L’anno scorso si è verificata una protesta simile in cui studenti e attivisti locali hanno organizzato un sit-in in una filiale di Barclays a CambridgeFelix Armstrong per varsity

Gli attivisti filo-palestine hanno occupato ieri il ramo di St Andrew Street della Barclays Bank (15/03), per protestare contro il suo presunto “profitto dalle industrie di estrazione di combustibili fossili e il genocidio in corso di Gaza/Palestina”.
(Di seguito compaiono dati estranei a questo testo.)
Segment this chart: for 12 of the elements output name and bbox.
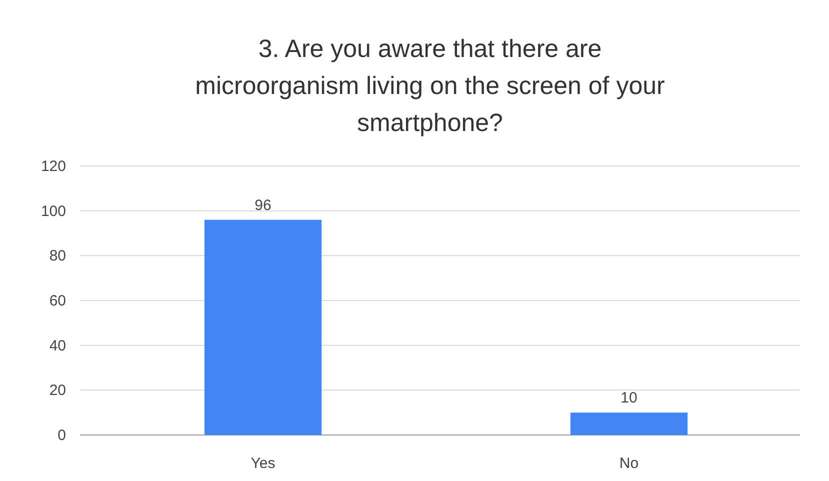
- y-tick-label: 40: [49, 337, 66, 354]
- data-label: 96: [254, 196, 272, 214]
- y-tick-label: 0: [58, 427, 66, 444]
- y-tick-label: 100: [40, 202, 66, 220]
- x-tick-label: Yes: [250, 455, 276, 472]
- y-tick-label: 120: [40, 158, 66, 175]
- x-tick-label: No: [619, 455, 639, 472]
- y-tick-label: 20: [49, 382, 66, 400]
- chart-title: 3. Are you aware that there are microorganism living on the screen of your smartphone?: [195, 35, 665, 137]
- data-label: 10: [620, 390, 638, 407]
- y-tick-label: 80: [49, 248, 66, 265]
- y-tick-label: 60: [49, 292, 66, 310]
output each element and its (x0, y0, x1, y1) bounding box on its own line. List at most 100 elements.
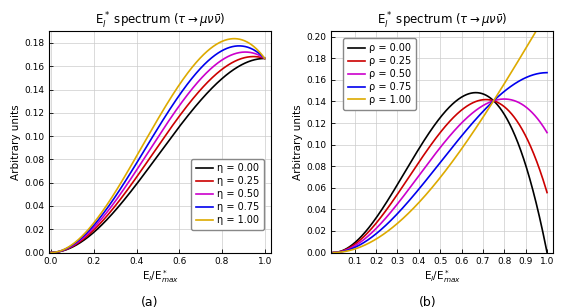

Gli attivisti di Extinction Rebellion Cambridge, l’organizzazione degli attivisti radicali di Cambridge (ORCA), e Cambridge fermano la guerra occupavano l’interno della finestra di Barclays, mostrando un poster che leggeva “Barclays: Blood On Your Hands” insieme a un’immagine con mani rosse.

I manifestanti si sono anche radunati nella zona, esortando i passanti a boicottare Barclays e invece passano a una banca diversa. Gli attivisti hanno invitato la società a “cedere dal genocidio” e “cedere dai combustibili fossili”.

Sostengono che Barclays investe oltre 2 miliardi di sterline in nove diverse società “le cui armi e tecnologie militari” sono state impiegate in attacchi israeliani a Gaza e ha anche affermato che la banca ha oltre 100 miliardi di sterline in investimenti aerospaziali e di difesa.

Gli attivisti hanno anche marchiato Barclays “The Ecocide Bank” per i loro pesanti investimenti in compagnie di combustibili fossili estrattive, presumibilmente “investendo £ 81 miliardi tra il 2016-2023”.

L’azione ha coinciso con una marcia nazionale coordinata dalla campagna di solidarietà della Palestina a Londra, in cui ha parlato l’ex leader laburista Jeremy Corbyn.

L’ultimo mandato (21/10), i manifestanti filo-palestinesi hanno interrotto un evento ospitato da Barclays. I manifestanti hanno affermato che il loro obiettivo era far sentire i partecipanti agli studenti “estremamente a disagio” e sono stati visti urlare al personale di sicurezza dell’Università.

Nel 2023, gli studenti di Cambridge si unirono a un “boicottaggio di carriera” della banca a causa delle sue politiche climatiche. In una lettera indirizzata a “Boss Barclays”, gli studenti attivisti hanno affermato che avrebbero “portato il nostro talento a entusiasmanti datori di lavoro che stanno lavorando a soluzioni ai problemi che stiamo affrontando, piuttosto che accumulare miliardi per peggiorare le cose”.

L’anno scorso si è verificata una protesta simile in cui studenti e attivisti locali hanno organizzato un sit-in in una filiale di Barclays a Cambridge, chiedendo alla banca di porre fine al finanziamento dell’industria dei combustibili fossili e del suo “investimento” negli attacchi israeliani a Gaza.

Il sit-in segue anche il tentativo fallito dell’Università di Cambridge di ottenere un’ingiunzione di cinque anni contro le proteste su alcuni dei suoi siti. L’università è destinata a andare alla High Court mercoledì (19/03) per riapplicare un’ingiunzione.

Giorni dopo, gli studenti di studenti di Cambridge per gli studenti della Palestina (C4P) hanno affermato che Cambridge schiera una “cultura della sicurezza punitiva” in risposta alla protesta, tra un numero crescente di indagini del controterrorismo dell’università e del comitato per la libertà di parola.